Sunday, March 9, 2014

A Year In: Reading Pope Francis on Moral Matters

I want to say that I have been reluctant to post blog entries in recent times because I have not been sufficiently certain about how I should approach it.  I think I have made the mistake of making too much of some of the reported statements of Pope Francis on moral matters. Well, he is my Holy Father and I love and respect him.  I have had considerable difficulty making sense of some of these things he says, though, and I have needed a bit of time to reflect upon how to speak about moral matters, any moral matter, while giving my sincere deference to the words of our Holy Father. What does he expect of a moral theologian of the Church? Of me? What does he expect of faithful Catholics who love the Church and the Lord, much as he does? I think I can provide some direction.

No matter how much we would recoil at the idea, it is hard to deny that a few of the Holy Father's comments have been interpreted to approve of gravely sinful actions and, to a degree, immoral behavior, in general. If he does not know this, he should be made aware of it. I bet every parish priest knows it. Pope Francis has a duty to know this. He is the most authoritative moral teacher with a worldwide audience.

Fortunately, the Holy Father has given us some guiding principles of his own way of speaking and acting as Pope that are helpful.  I humbly and cautiously proceed to set forth a few of those, in the most tentative fashion, subject always to the authority of Holy Mother Church.

The first principle is that Pope Francis is a loyal son of the Church--of course, I think that goes without saying--but he said it, so I will take it and run with it. There is no need to question this.  Indeed, the Pope wants everyone to love the Lord Jesus and the Church. That means that he wants them to fall in love with the Truth as it is taught by the Church. In turn, this means that the Truth must be known. He is concerned about the obstacles to the discovery of the splendor of the Church's real treasure. I want to help it be known in all its splendor.

The second principle is that he is not going to change doctrine. He said that. Obviously, he has no intent to do so. I can add to that, though. He cannot change doctrine, not a point of moral doctrine that is definitive, certainly, and not any principle of the Natural Moral Law or any principle of moral action generally taught in the authentic magisterium. In that respect he is the chief steward. If a Pope should err in a statement, which is possible if it is not made invoking the fullness of his authority as Pope speaking ex cathedra,--I am not suggesting that Pope Francis has--then anyone with sufficient knowledge of the matter can point out the error. Of course, questioning the veracity of a statement of any teacher of the faith, especially the Pope, must be done cautiously, respectfully and with charity. One must first carefully examine himself and take counsel if this is to be a prudent act and not an act of daring. The presumption is always in the Pope's favor and can only be refuted with sufficient authority. There are other considerations as to the manner of doing this. The point, here, is that there are times when a Pope should be corrected in an appropriate manner.

The third principle, an offshoot of the previous two, is that what Pope Francis says must always be understood in light of the authentic teaching of the Church. He expects this. He often speaks in terms of pastoral application, not expounding upon moral truth.
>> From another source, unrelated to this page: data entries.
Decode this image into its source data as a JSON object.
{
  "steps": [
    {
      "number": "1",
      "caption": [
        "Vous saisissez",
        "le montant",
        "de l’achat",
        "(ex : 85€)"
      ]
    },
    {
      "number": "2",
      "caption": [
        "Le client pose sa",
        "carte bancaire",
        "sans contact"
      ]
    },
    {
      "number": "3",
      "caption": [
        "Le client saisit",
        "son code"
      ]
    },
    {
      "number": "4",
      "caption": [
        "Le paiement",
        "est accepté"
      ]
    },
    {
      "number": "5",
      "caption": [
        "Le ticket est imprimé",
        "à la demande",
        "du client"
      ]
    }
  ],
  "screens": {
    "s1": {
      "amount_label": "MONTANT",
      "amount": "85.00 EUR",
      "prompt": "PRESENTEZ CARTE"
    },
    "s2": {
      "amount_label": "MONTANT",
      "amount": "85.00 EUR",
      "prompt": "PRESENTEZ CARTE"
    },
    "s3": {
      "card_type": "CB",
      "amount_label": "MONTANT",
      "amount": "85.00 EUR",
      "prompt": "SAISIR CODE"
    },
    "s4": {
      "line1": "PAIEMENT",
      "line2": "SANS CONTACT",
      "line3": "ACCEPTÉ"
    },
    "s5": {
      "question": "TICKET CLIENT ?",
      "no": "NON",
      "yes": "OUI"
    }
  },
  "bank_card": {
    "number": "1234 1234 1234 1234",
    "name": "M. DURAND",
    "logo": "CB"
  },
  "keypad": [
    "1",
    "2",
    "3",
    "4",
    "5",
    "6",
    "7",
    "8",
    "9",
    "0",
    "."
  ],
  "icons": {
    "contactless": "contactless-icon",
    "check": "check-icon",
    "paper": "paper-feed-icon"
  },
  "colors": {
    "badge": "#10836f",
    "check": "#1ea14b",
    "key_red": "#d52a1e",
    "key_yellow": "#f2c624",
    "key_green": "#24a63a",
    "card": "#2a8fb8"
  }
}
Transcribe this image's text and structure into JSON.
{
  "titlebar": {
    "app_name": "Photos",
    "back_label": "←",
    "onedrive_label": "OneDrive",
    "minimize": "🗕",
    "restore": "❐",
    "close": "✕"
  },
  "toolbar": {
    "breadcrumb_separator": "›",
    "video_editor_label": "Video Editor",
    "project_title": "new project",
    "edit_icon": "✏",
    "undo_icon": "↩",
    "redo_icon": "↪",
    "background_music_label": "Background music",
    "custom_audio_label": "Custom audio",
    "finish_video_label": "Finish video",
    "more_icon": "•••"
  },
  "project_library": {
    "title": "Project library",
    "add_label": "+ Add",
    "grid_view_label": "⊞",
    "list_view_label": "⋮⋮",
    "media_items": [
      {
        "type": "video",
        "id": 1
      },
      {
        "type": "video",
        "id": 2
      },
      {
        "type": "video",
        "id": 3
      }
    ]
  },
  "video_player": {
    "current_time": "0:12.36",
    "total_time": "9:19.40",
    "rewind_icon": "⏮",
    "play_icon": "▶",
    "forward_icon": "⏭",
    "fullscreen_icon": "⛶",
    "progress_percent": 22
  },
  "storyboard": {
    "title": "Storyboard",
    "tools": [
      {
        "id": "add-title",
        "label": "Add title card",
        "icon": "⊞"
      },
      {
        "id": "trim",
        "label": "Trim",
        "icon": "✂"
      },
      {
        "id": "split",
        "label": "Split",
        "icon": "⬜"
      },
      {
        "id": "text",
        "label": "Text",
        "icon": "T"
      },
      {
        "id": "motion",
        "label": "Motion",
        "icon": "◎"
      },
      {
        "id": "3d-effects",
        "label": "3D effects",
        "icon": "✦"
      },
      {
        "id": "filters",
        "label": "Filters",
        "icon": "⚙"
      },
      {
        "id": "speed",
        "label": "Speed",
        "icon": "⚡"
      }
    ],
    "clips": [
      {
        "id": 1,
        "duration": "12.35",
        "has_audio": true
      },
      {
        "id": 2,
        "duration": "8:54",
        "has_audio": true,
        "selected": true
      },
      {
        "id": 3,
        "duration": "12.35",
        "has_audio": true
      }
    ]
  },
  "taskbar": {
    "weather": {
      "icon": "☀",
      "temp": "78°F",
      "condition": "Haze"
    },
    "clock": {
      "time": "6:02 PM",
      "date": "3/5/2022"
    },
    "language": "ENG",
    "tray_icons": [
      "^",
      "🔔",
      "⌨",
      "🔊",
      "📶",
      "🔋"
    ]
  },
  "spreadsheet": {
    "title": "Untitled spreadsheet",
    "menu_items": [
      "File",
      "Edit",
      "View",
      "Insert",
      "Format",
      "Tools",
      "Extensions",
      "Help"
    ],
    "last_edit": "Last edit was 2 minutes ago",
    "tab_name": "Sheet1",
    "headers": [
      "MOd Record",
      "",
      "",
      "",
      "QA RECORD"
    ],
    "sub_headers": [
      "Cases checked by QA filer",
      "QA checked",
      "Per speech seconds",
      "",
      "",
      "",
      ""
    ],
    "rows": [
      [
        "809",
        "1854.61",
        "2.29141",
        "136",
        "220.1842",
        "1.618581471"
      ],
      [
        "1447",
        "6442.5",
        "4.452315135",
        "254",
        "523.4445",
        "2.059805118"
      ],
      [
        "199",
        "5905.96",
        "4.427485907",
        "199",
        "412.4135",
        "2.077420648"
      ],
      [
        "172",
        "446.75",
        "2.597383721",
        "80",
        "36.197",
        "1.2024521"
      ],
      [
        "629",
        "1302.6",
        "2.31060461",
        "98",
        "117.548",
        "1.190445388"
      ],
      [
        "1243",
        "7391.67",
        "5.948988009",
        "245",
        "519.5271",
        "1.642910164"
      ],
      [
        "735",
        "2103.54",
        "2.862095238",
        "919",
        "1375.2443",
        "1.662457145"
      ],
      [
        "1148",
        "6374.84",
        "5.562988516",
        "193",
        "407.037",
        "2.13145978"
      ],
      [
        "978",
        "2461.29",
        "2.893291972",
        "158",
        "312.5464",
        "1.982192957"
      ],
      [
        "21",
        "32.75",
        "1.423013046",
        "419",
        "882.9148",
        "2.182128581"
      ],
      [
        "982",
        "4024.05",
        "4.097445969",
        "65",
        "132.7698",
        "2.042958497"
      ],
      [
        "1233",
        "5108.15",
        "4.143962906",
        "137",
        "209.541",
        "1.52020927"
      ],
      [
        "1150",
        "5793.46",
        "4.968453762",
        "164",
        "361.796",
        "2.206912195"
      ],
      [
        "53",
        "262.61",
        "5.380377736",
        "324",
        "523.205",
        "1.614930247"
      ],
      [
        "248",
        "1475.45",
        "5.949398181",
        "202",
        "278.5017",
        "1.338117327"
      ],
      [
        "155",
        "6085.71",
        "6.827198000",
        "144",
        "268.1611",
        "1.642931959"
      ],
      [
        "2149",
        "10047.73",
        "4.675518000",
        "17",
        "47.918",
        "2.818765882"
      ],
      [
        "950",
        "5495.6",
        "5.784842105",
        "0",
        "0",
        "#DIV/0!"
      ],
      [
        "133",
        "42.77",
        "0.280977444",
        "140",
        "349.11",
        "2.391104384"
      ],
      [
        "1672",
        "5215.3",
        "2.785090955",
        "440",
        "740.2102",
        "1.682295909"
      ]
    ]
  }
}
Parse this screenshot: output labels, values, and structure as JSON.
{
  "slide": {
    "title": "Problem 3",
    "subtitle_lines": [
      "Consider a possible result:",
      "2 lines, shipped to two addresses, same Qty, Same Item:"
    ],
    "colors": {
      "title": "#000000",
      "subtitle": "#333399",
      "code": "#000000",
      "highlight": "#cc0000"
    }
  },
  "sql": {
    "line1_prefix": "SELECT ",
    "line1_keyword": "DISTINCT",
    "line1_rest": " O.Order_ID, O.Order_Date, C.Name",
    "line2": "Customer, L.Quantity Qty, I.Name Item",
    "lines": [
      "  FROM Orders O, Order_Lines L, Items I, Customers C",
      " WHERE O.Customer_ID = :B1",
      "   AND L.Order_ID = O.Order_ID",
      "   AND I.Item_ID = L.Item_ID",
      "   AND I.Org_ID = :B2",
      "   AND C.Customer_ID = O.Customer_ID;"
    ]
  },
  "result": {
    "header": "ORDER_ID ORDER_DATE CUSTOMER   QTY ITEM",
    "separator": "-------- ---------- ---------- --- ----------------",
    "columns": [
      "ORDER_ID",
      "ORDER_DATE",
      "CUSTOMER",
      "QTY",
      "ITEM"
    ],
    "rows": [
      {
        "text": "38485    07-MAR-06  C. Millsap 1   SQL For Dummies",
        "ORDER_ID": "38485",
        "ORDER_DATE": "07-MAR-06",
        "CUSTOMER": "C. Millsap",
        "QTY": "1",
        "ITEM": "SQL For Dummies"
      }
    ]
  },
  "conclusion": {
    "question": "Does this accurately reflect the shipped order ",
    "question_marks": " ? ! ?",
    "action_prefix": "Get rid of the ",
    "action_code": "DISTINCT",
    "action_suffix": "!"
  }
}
Be aware that his pastoral pattern functions only upon the foundation of authentic doctrine that he upholds, even when the media and individuals ignore this and distort his intent. I can add to this point, though. Pastoral charity and truth cannot be opposed to one another. If the Holy Father's statements are being used to contradict doctrine and against the authentic magisterium, they must be explained and the opposition between pastoral charity and moral truth must be disavowed. The Church must respond decisively to this. These interpretations of those who unjustly appeal to the Pope's words for their own nefarious ends are absurd. It is not as though the grave sinfulness of abortion, same-sex unions, and adultery are in dispute. However, there is the problem of passive scandal and a pastoral response to it. As the Church's universal shepherd, he has a duty to respond to the proliferation of false and harmful interpretations of his words or intent. The fact of these distortions is not a matter of speculation.  The erroneous opinions are verifiable in the media. Prudentially and pastorally, it would be helpful if the Holy Father took into account the ill will there is in the world against truth, against the faith, against good morals, against the Petrine office and his predecessors, and even against his own person.  Those malefactors who abuse the Pope's words are leading the little ones of Christ to sin. This is on their heads, of course.

Correlatively, those Catholics with concerns about the Pope's statements must listen to him reverently and interpret his words properly in light of the authentic universal magisterium of the Church. This is something that many in the Church are not quick to do. Pope Francis allows the Vatican Press Office to clarify his words on a routine basis. We can expect more of this in the future and we must allow for this pattern. To that, I would add that I believe that I can contribute something to that process and intended outcome for those who read what I write. I can provide the moral doctrinal context of the statements of our leaders in the faith. They are competent to apply their own pastoral prudence within the limits of their canonical authority.  The doctrine, however, remains the same. I can help them and the readers of this blog.

These principles are enough for me to act on.  These principles can be applied to the statements of all prelates, as well.